Il n’est donc pas surprenant qu’à terme, l’entreprise ne soit plus qu’une simple « niche secondaire » dans laquelle le salarié ne s’investira que sur un mode minimaliste.
Il convient donc que l’entreprise se « réforme ».

Quel avenir ?
Jean-Christian Fauvet et Yves Jaunet ne nous laissent pas le bec dans l’eau.
Ils tracent en cartographes méticuleux les règles qui pourraient conduire vers un mieux être, tant pour l’entreprise que pour le salarié.

Vers une nouvelle appartenance
Nos auteurs ne sont pas des passéistes rêvant au retour vers un bon vieux temps mythique.
Ils prennent pour acquise la situation actuelle. Ils nous invitent à la dépasser.
Lucides, ils préviennent les entreprises qu’elles ne pourront pas décréter un sentiment d’appartenance. Elles ont simplement le pouvoir de mettre en place des conditions favorables à la renaissance ou à l’apparition de ce sentiment d’appartenance. Et peut-être aussi à le renforcer…
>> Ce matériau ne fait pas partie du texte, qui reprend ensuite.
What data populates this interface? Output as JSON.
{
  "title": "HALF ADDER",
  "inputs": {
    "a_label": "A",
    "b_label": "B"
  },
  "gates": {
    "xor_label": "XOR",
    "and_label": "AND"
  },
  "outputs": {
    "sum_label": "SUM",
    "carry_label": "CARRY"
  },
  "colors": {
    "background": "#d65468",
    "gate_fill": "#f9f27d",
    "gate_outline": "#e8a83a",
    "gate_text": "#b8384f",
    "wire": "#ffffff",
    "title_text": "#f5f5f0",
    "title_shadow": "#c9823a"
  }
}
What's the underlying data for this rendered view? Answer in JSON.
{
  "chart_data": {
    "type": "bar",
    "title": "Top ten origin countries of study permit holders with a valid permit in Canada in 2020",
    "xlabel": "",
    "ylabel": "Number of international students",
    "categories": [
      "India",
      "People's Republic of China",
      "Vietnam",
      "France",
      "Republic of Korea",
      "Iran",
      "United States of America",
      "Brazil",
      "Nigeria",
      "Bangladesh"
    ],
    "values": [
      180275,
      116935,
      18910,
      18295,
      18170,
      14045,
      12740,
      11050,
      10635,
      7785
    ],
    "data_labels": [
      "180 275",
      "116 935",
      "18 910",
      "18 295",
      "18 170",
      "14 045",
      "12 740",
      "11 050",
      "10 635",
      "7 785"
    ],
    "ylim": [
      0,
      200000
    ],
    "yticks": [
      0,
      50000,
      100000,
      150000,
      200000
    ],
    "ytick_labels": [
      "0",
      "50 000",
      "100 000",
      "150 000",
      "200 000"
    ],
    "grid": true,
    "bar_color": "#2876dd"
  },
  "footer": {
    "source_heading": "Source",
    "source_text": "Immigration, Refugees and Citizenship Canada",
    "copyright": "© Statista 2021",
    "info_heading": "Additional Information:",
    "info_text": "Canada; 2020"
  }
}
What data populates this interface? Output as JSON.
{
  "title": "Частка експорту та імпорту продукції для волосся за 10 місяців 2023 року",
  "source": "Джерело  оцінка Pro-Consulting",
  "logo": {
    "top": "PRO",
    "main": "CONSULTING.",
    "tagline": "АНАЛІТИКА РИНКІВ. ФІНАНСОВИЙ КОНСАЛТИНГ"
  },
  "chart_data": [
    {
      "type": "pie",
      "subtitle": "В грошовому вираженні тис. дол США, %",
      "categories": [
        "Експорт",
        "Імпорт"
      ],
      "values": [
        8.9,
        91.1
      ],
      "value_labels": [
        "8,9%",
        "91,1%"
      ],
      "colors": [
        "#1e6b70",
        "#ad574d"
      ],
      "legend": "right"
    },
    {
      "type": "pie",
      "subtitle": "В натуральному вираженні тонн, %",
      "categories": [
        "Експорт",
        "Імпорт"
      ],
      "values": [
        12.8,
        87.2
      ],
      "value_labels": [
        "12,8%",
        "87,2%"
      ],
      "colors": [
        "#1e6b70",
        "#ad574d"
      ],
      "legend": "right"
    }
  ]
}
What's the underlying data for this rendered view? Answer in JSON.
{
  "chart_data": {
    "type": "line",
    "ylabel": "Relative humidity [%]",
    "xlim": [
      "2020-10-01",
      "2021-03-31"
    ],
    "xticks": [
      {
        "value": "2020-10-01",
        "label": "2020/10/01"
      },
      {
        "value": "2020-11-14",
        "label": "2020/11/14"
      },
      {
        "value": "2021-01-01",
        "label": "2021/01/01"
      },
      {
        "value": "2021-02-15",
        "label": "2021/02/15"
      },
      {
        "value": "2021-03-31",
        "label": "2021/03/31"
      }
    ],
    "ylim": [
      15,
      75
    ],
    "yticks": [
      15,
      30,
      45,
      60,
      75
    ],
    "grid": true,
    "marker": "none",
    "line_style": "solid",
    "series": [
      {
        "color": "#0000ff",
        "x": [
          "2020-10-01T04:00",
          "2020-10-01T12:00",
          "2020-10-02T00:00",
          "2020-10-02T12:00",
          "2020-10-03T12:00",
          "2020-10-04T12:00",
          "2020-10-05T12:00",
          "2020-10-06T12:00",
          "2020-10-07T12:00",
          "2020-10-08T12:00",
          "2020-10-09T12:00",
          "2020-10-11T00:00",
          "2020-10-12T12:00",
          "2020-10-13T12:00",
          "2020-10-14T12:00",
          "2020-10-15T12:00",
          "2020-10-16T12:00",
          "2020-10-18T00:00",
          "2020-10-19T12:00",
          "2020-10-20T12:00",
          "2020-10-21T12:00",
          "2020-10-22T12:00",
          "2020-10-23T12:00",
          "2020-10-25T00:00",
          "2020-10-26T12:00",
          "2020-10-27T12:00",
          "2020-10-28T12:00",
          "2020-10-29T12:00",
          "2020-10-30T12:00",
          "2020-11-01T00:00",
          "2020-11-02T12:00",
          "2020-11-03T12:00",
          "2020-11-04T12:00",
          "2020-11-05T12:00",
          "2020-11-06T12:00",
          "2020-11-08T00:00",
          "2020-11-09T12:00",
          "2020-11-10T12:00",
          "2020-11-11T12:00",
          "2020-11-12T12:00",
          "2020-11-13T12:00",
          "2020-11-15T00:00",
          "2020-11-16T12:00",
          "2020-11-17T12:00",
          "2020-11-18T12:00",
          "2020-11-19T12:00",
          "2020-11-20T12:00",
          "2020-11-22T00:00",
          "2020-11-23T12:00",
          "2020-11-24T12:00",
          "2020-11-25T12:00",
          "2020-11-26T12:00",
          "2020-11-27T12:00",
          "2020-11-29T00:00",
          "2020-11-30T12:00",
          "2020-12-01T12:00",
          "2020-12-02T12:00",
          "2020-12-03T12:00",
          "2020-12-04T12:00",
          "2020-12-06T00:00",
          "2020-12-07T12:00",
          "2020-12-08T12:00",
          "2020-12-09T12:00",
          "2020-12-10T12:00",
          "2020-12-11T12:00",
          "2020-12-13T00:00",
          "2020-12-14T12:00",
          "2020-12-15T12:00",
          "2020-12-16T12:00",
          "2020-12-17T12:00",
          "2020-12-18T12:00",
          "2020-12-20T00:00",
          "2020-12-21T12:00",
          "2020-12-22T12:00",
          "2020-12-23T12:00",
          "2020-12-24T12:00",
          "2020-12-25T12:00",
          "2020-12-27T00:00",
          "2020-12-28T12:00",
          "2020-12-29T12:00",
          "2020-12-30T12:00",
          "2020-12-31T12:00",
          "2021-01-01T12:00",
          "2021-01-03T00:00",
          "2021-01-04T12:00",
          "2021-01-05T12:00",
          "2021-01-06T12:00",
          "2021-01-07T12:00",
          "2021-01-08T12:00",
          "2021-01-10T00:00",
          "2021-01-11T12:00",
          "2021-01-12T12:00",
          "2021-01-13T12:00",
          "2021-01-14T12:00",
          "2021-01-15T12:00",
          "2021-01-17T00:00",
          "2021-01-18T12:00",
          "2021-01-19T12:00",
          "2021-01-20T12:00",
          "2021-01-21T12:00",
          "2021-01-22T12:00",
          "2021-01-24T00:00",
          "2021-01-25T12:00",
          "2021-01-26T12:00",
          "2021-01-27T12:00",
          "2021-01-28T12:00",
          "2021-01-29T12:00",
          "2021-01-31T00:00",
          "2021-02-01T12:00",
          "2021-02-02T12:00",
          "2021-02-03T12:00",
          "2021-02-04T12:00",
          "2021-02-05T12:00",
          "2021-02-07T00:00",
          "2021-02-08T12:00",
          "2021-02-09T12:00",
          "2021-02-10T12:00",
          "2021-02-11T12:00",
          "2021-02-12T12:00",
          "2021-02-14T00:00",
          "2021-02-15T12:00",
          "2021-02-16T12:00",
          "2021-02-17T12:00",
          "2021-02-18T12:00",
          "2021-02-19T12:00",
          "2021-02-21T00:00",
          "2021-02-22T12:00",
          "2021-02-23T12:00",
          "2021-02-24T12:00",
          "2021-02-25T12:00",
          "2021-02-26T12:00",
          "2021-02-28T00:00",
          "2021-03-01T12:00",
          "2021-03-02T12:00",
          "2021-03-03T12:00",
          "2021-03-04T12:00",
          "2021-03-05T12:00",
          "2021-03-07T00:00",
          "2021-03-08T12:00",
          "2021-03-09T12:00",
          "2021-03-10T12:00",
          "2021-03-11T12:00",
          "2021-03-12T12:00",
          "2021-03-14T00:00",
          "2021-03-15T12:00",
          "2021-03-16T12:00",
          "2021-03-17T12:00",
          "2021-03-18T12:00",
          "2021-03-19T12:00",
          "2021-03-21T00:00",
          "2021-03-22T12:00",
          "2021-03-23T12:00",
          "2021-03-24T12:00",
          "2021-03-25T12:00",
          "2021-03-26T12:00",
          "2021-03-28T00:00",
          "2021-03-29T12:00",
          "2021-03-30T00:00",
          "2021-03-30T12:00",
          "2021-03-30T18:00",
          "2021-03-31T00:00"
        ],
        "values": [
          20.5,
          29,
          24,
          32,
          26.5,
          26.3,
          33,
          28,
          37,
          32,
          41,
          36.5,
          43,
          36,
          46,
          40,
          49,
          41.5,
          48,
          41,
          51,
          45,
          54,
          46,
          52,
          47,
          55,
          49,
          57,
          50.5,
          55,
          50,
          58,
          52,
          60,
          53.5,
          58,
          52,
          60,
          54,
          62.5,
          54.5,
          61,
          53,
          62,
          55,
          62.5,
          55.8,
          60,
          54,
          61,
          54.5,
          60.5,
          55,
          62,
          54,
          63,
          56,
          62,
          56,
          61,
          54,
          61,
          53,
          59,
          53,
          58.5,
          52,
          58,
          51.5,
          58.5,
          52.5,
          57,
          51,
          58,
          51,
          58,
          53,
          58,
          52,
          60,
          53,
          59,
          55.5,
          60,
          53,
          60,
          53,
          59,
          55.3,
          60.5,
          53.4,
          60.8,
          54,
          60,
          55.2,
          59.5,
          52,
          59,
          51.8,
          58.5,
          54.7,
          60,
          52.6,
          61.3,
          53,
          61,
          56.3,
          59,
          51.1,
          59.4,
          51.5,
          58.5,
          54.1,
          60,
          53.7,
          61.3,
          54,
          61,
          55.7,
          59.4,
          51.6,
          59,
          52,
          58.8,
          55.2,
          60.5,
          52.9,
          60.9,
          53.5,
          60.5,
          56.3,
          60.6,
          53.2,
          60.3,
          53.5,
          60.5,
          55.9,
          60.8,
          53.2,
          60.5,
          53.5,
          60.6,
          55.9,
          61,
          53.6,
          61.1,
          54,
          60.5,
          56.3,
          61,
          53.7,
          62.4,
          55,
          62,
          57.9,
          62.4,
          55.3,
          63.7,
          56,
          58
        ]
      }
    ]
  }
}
Six pistes sont proposées…
• Développer une meilleure relation entre le salarié et l’entreprise : Considérer « le salarié comme un sujet autonome ». Nous poussons le raisonnement et suggérons de remplacer le mot « sujet » par le mot de «personne »
• Permettre à chacun de veiller au bon équilibre entre sa vie professionnelle et sa vie privé.
Tout salarié est incité à s’investir dans son travail, l’entreprise peut miser sur l’engagement personnel.
• Offrir un travail attrayant, enrichissant, qui permet au salarié de développer ses compétences et de « se réaliser ». L’entreprise devrait proposer des projets et des réalisations collectifs « à portée d’homme ». Ceux-ci sont générateurs d’enthousiasme et d’initiatives.
• Développer au sein de l’entreprise, une appartenance à deux niveaux. Un niveau « local », de proximité, s’appuyant sur le lien social et l’effet « taille humaine », et un niveau plus global. Ce niveau plus global permet de ne pas se scléroser et de s’enfermer dans les particularismes inhérents au premier niveau.
• Remettre en œuvre tout l’éventail des moyens traditionnels de la reconnaissance :
Rétribution, considération, formation, écoute, promotion, information…ce n’est pas limitatif ! Veiller à dynamiser l’encadrement intermédiaire.
• Mobiliser les salariés sur des valeurs communes et donnant du sens à l’engagement dans l’entreprise. Le développement durable et l’éthique peuvent être des pistes… Ces choix entrent en résonance avec les motivations profondes de l’individu. Il est donc impératif de veiller à ce que les comportements et les décisions de l’entreprise ou de ses cadres dirigeants soient en conformité avec les valeurs affichées. Le nom respect de cette règle conduira inévitablement les salariés vers un profond désenchantement, si ce n’est vers la rupture…

Nos auteurs de conclure : « …Progresser significativement sur une ou plusieurs d’entre elles (les six pistes) relèverait-il de l’utopie ou serait-ce le moyen, selon le titre d’un récent ouvrage de Mike Johnson, de « gagner la guerre des talents » d’ores et déjà annoncée pour les années à venir ? »
La guerre n’est pas pour les années à venir. Elle a déjà commencé. Nous ne pouvons pas faire l’impasse d’une réflexion sérieuse sur ce sujet. Nous serons très certainement conduit à bousculer nombres de nos idées reçues…
La motivation des auteurs de ce remarquable article n’est pas philanthropique. Qu’importe !
Ces réflexions rétablissent les liens « anciens » entre l’entreprise et ceux qui y travaillent. Le « bien être » de l’entreprise et le « bien être » de ses salariés ne peuvent s’établir l’un contre l’autre.
Tirons en tous les enseignements. La raison d’être du « Capitaine » deviendra encore plus évidente. Nous avons le « Capitaine », mais nous manquons souvent de « réflexions actuelles » pour le faire valoir… Il est de la Maison de France.
Travaillons ! Vous êtes toutes et tous bienvenus pour venir travailler avec nous.